Thursday, June 7, 2018

Two possible options for optimizing an ElasticSearch 5.x cluster

Been trying to help my boss manage a small Elasticsearch cluster. Performance has been a nagging issue on it; and a lot of optimization examples are old for our needs (running 5.6.x at the moment).

Less index refreshing

Elastic suggests changing the "refresh interval" to something other than its default one second index refresh on certain clusters. This forum post told me what to shove into Kibana / CURL: think I went with 15 or 20 seconds.
curl -XPUT localhost:9200/_settings -d '{
  "index": {
    "refresh_interval": "15s"
  }
}'

Setup Curator

Per this awesome Stack Overflow piece, you can wrap your head around how the indexing works. Some other stuff I came across suggests that you can shrink the older indices down to 1 segment, and gain performance in doing so. Turns out there's a tool to do this!
  1. With Python installed, use a command prompt to run pip install elasticsearch-curator
  2. Optional for Windows: you can go to your Python\Scripts directory, and copy the curator EXEs to a folder you want to save those and the config files in.
  3. Create the config files for your needs; put them in a subdirectory. There has to be at least two files: a curator.yml file, and a second file that has the actions. Past users of Ansible will know how to lay this out.
  4. Example command to use with a task manager / cron / etc: curator.exe --config config\curator.yml config\actions\actions.yml

config/curator.yml

---
# Remember, leave a key empty if there is no value.
client:
  hosts:
    - localhost
logging:
  loglevel: INFO
  logfile: 'path_to_logfile'
  logformat: default
  blacklist: ['elasticsearch', 'urllib3']

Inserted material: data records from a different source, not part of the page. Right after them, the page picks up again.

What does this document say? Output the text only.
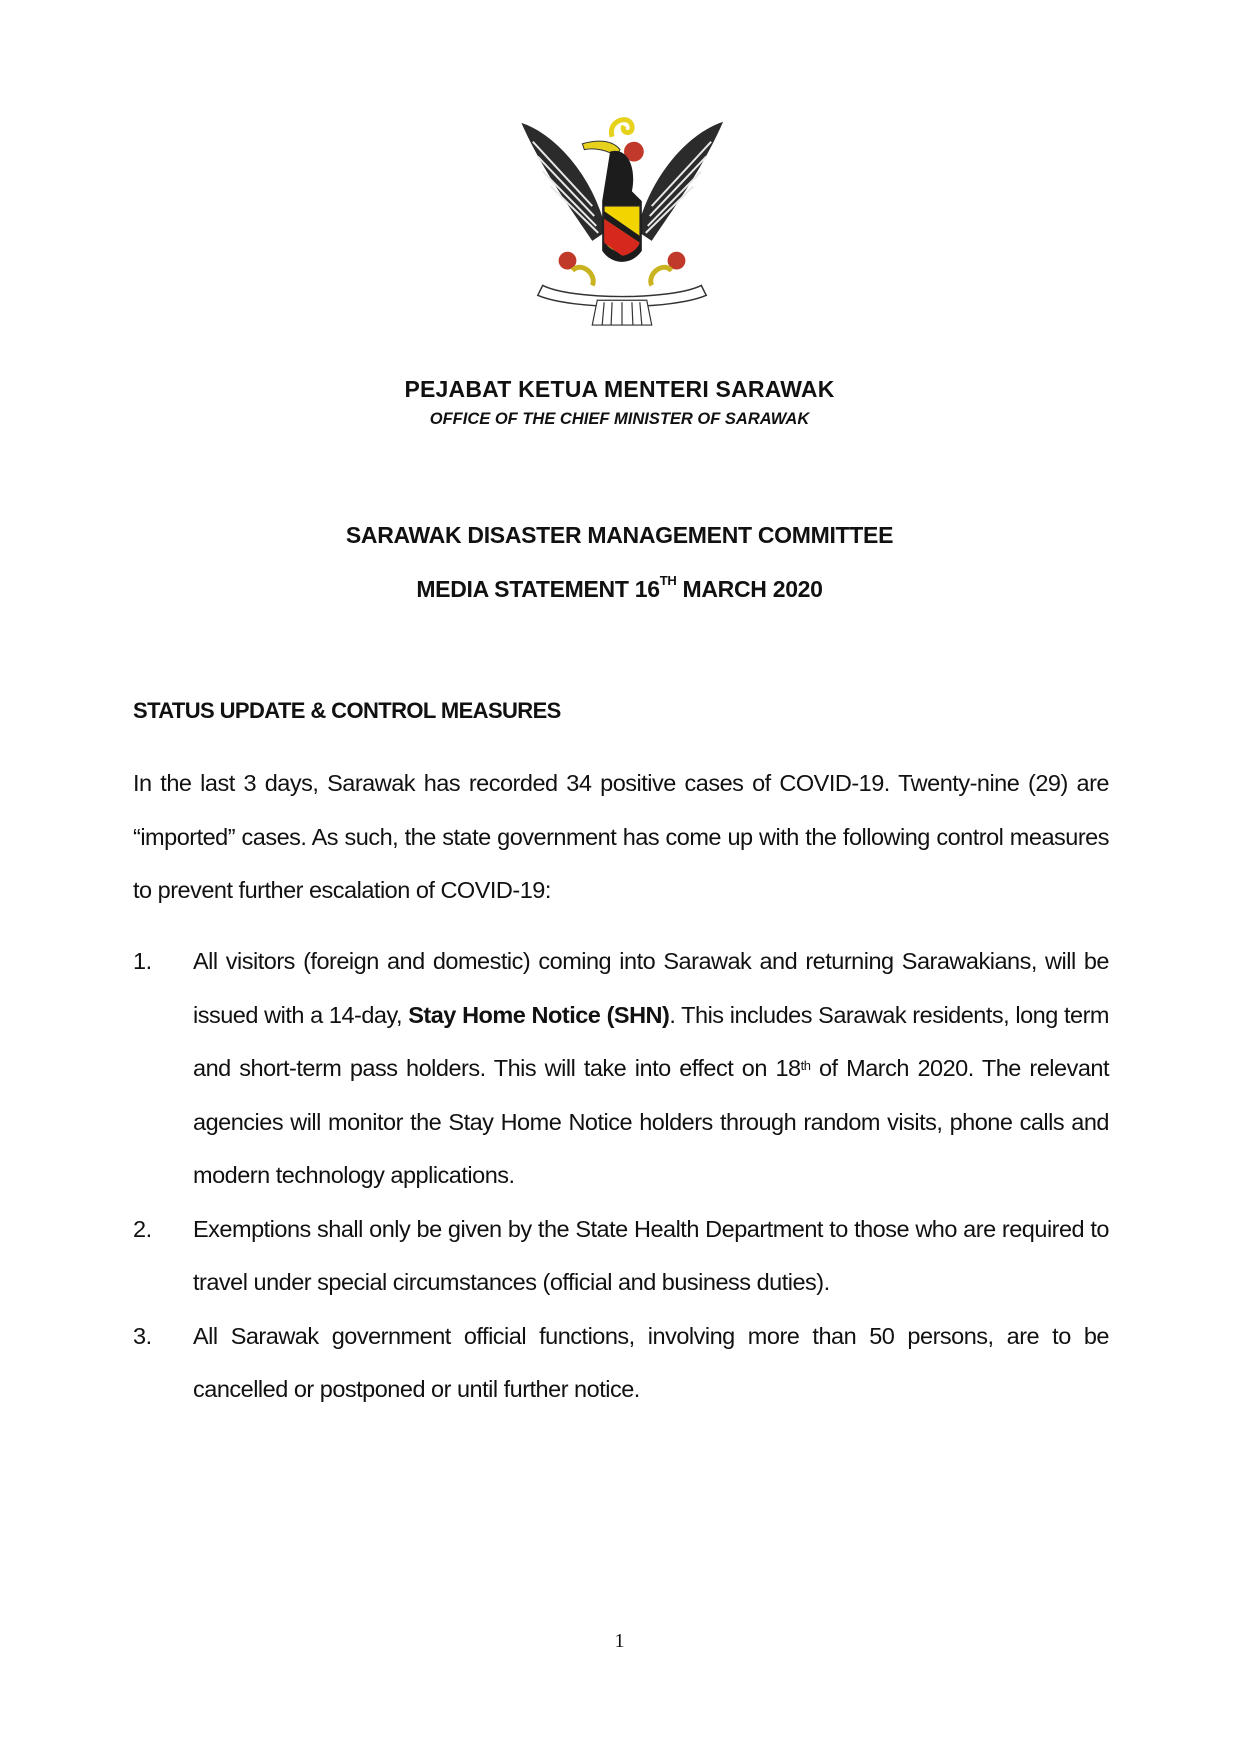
PEJABAT KETUA MENTERI SARAWAK
OFFICE OF THE CHIEF MINISTER OF SARAWAK
SARAWAK DISASTER MANAGEMENT COMMITTEE
MEDIA STATEMENT 16TH MARCH 2020
STATUS UPDATE & CONTROL MEASURES
In the last 3 days, Sarawak has recorded 34 positive cases of COVID-19. Twenty-nine (29) are “imported” cases. As such, the state government has come up with the following control measures to prevent further escalation of COVID-19:
1.	All visitors (foreign and domestic) coming into Sarawak and returning Sarawakians, will be issued with a 14-day, Stay Home Notice (SHN). This includes Sarawak residents, long term and short-term pass holders. This will take into effect on 18th of March 2020. The relevant agencies will monitor the Stay Home Notice holders through random visits, phone calls and modern technology applications.
2.	Exemptions shall only be given by the State Health Department to those who are required to travel under special circumstances (official and business duties).
3.	All Sarawak government official functions, involving more than 50 persons, are to be cancelled or postponed or until further notice.
1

config/actions/actions.yml

---
# Remember, leave a key empty if there is no value.
actions:
  1:
    action: forcemerge
    description: >-
      Perform a forceMerge on selected indices to 'max_num_segments' per shard.
    options:
      max_num_segments: 1
      timeout_override:
      delay: 60
    filters:
    - filtertype: pattern
      kind: prefix
      value: logstash-
    - filtertype: age
      source: name
      direction: older
      timestring: '%Y.%m.%d'
      unit: days
      unit_count: 7
    - filtertype: forcemerged
      max_num_segments: 1
      exclude: True